After six years in existence mostly pulling students from option schools, Choose to Change is expanding, CPS announced Monday at Bright Star Community Outreach. It's one of four new non-profits that will build upon the existing model with already proven results.

"The children that we serve, we see a 50% reduction in arrests for violent crime. 50% reduction," CPS CEO Pedro Martinez said.

Daryl, who was a part of Monday's announcement put it this way: "Coming where we come from, people feel like they are what they around. That's why it's a constant circle of the same things."

And that's where Choose to Change, Hopson, and his mentor, came in for him.
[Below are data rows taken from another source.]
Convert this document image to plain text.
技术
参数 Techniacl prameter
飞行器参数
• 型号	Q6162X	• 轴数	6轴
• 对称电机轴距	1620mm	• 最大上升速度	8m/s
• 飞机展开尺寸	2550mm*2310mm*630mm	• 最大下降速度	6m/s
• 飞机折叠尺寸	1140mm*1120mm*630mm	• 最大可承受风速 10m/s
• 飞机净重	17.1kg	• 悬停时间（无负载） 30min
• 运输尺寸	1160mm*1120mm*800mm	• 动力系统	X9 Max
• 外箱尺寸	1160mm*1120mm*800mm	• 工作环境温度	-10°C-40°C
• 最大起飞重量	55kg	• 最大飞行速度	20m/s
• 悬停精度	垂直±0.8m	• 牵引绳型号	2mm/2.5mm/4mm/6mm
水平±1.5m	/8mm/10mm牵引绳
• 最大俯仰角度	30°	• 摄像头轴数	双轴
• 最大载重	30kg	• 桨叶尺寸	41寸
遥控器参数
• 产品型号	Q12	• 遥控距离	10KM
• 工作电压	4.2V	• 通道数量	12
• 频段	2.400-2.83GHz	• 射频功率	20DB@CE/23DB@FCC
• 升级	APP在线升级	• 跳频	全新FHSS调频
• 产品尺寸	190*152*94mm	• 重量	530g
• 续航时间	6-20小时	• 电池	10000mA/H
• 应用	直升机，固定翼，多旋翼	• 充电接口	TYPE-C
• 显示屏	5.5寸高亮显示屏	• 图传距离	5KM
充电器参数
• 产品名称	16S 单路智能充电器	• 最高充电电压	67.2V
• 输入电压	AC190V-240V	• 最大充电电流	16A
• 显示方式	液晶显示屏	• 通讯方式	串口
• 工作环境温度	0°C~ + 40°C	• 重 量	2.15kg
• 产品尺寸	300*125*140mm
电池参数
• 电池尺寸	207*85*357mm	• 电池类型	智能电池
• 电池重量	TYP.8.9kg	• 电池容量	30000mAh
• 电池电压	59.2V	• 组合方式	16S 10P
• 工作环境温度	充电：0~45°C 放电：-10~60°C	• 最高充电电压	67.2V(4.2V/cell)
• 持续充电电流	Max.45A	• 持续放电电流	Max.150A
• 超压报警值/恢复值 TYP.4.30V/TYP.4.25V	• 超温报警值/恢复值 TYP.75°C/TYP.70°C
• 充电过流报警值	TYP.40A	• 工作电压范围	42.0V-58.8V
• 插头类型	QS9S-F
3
They help with everything from rides to school to guidance, to use Daryl's creativity and entrepreneurship to help him design t-shirts he can now sell.

"Daryl is going to go everywhere. I'm so excited for him," Hopson said.

"This world offers a lot. You just have to put your hand in different things. Try different things. Don't settle," Daryl said.

Because the program is funded with a combination of public and private funds, CPS said they are still trying to raise an additional $4 million dollars that will allow them to serve an additional 500 students.